Hi. Currently, the dump service offers two different dumps for wikidata:
* XML: http://dumps.wikimedia.org/wikidatawiki/latest/ * JSON: http://dumps.wikimedia.org/wikidatawiki/entities/
According to http://www.wikidata.org/wiki/Wikidata:Database_download, the JSON dump is listed as the recommended dump format. Also, at the time of writing, the JSON dump has been generating regularly every week whereas the XML dump has been delayed for 2+ months.
Going forward, will both dumps continue to be supported? Or will the XML dump be phased out and only the JSON dump remain? Or are these plans still to be determined based on upcoming changes to the dumping infrastructure as per https://phabricator.wikimedia.org/T88728?
If the JSON dump is to be the sole data format, is there any way to address the following omissions?
* '''Non-JSON pages not available''': The JSON dump only provides JSON content-type pages in the main and property namespaces. Pages in other namespaces are not available, including the Main Page.
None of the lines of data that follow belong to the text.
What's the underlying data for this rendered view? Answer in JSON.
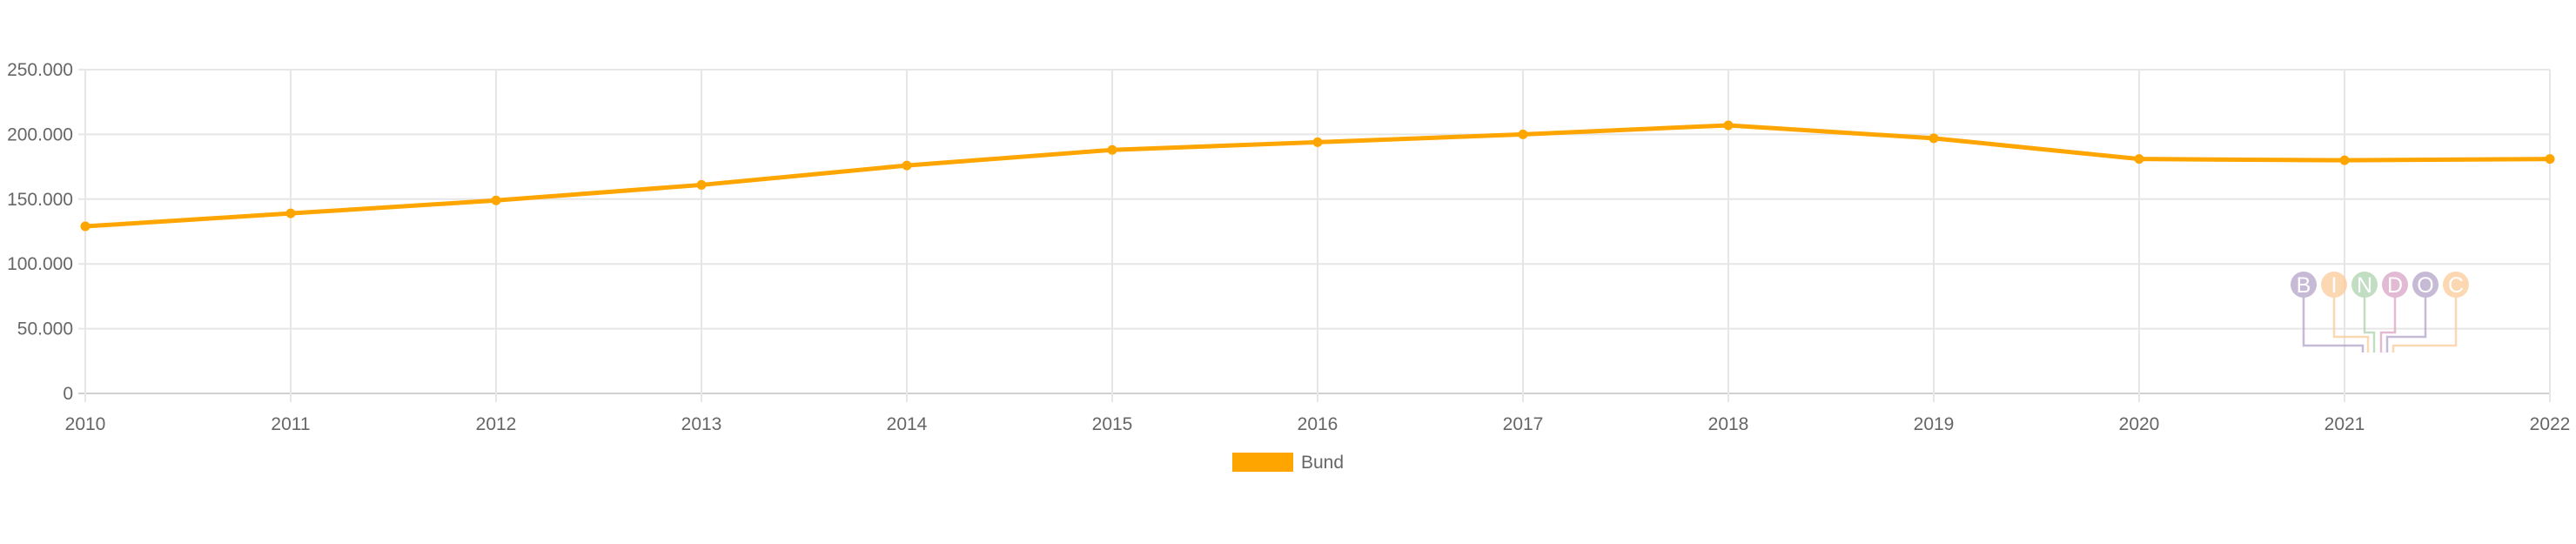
{
  "chart_data": {
    "type": "line",
    "title": "",
    "xlabel": "",
    "ylabel": "",
    "categories": [
      "2010",
      "2011",
      "2012",
      "2013",
      "2014",
      "2015",
      "2016",
      "2017",
      "2018",
      "2019",
      "2020",
      "2021",
      "2022"
    ],
    "series": [
      {
        "name": "Bund",
        "color": "#FFA500",
        "values": [
          129000,
          139000,
          149000,
          161000,
          176000,
          188000,
          194000,
          200000,
          207000,
          197000,
          181000,
          180000,
          181000
        ]
      }
    ],
    "ylim": [
      0,
      250000
    ],
    "yticks": [
      0,
      50000,
      100000,
      150000,
      200000,
      250000
    ],
    "ytick_labels": [
      "0",
      "50.000",
      "100.000",
      "150.000",
      "200.000",
      "250.000"
    ],
    "grid": true,
    "legend_position": "bottom",
    "watermark": {
      "text": "BINDOC",
      "letters": [
        "B",
        "I",
        "N",
        "D",
        "O",
        "C"
      ],
      "colors": [
        "#b3a3c9",
        "#fccb99",
        "#aed4ae",
        "#daa3c6",
        "#b3a3c9",
        "#fccb99"
      ]
    }
  }
}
For example, here are the counts from the 2015-03-30 dump
id name count ---- ------------ ----- 4 Wikidata 10280 8 MediaWiki 2244 10 Template 4701 12 Help 779 14 Category 3073 828 Module 175 1198 Translations 83524
* '''Page metadata not available''' : For the JSON pages, the page_touched and page_id is not available. * '''Other tables not provided''': Other tables are not provided, notably categorylinks and page_props
Thanks in advance for any information.